Every rider save one had such tales (I didn't catch his name - he rode a '15 H-D) of repairs made on the fly, coping with seizures and flats, using beer cans, worm clips, and duct tape to keep the beasts together. But, in the end, most of them made it. I predicted mechanical carnage from the start, and indeed it happened, but the determination of all the riders to press on regardless shows just what Real Riders are made of.
During the two weeks ride, enduring bonds were formed between some of the riders, who had perhaps heard of each other previously, but a swap-meet greeting or AMCA meet affords little time to truly get to know another rider, who might live across the country. Several entrants spoke of 'learning who you love' during their time together, and I heard not a word of the opposite, such was the respect each of them grew for each other in this less-than-rational endeavor.

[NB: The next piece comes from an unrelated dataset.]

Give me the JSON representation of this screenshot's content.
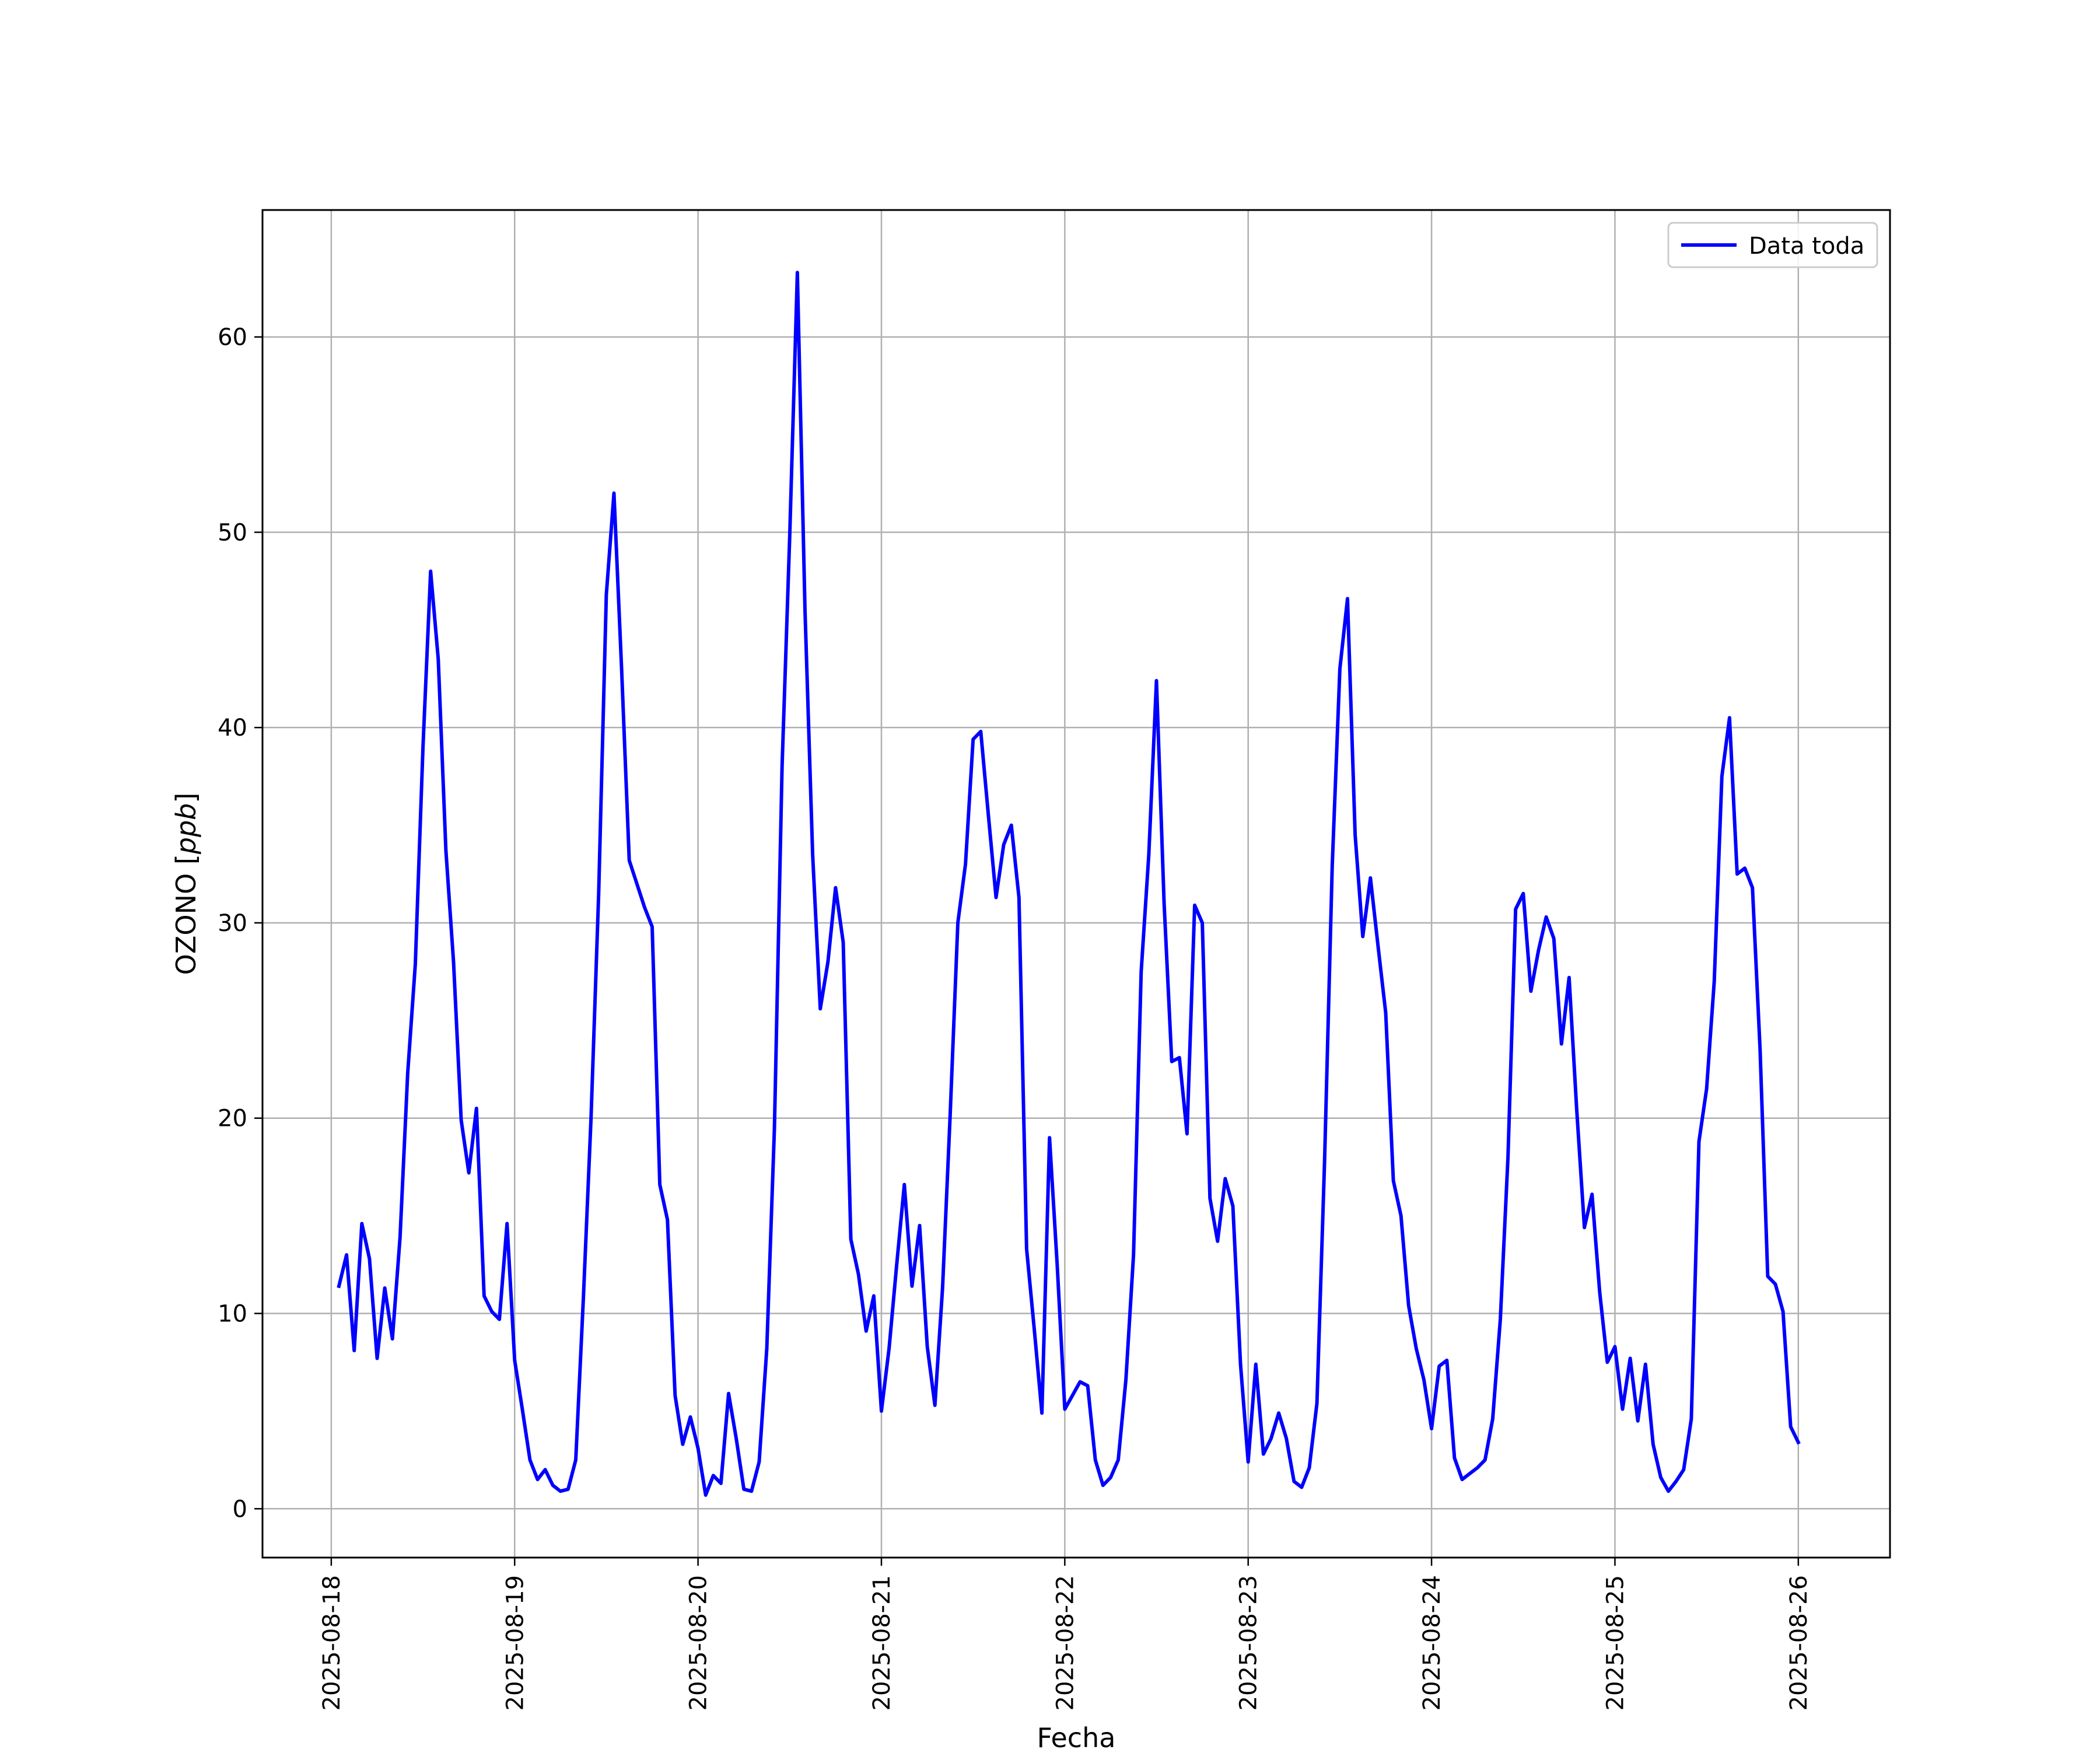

And, it was a competition, and there were winners - three in fact from the three classifications; 1. Single-cylinder, single speed 2. Twin and Four-cylinder, single speed 3. Single,Twin, and Four cylinder, 2 and 3 speed gearboxes.
In category 1, the most 'primitive' form of motorcycling - no gears, no clutch, just an engine, and a belt connecting a pully on the crankshaft and the rear wheel - was Katrin Boehner on her 1907 JAP 250cc single. The JAP itself is an extremely rare motorcycle, as J.A. Prestwich and Co. produced motorcycles for a very brief moment before WW1, before concentrating entirely on engine production.
As the JAP is direct-drive and clutchless, Katrin had to 'kill' her engine at every stop, and run-and-bump the JAP into life when the traffic lights turned green. To stir your imagination; on the final run into Santa Monica, the Cannonball route passed through 55 stoplights, without a police escort to scoot them through non-stop. Needless to say, after 3300 miles of such antics, Katrin is in excellent physical condition! (The JAP is one of only two overhead valve machines on the ride - the other being a Pope single-cylinder.) She won the top Cannonball prize, well deserved, of a one-off Jeff Decker sculpture of 'Cannonball' Baker himself. Bravo Katrin!
Bradford Wilmarth won category 2 on his 1913 Excelsior, and Rick McMaken and his 1915 Harley Davidson won the multi-gear award - both received original artwork related to Cannonball history. Congratulations to all!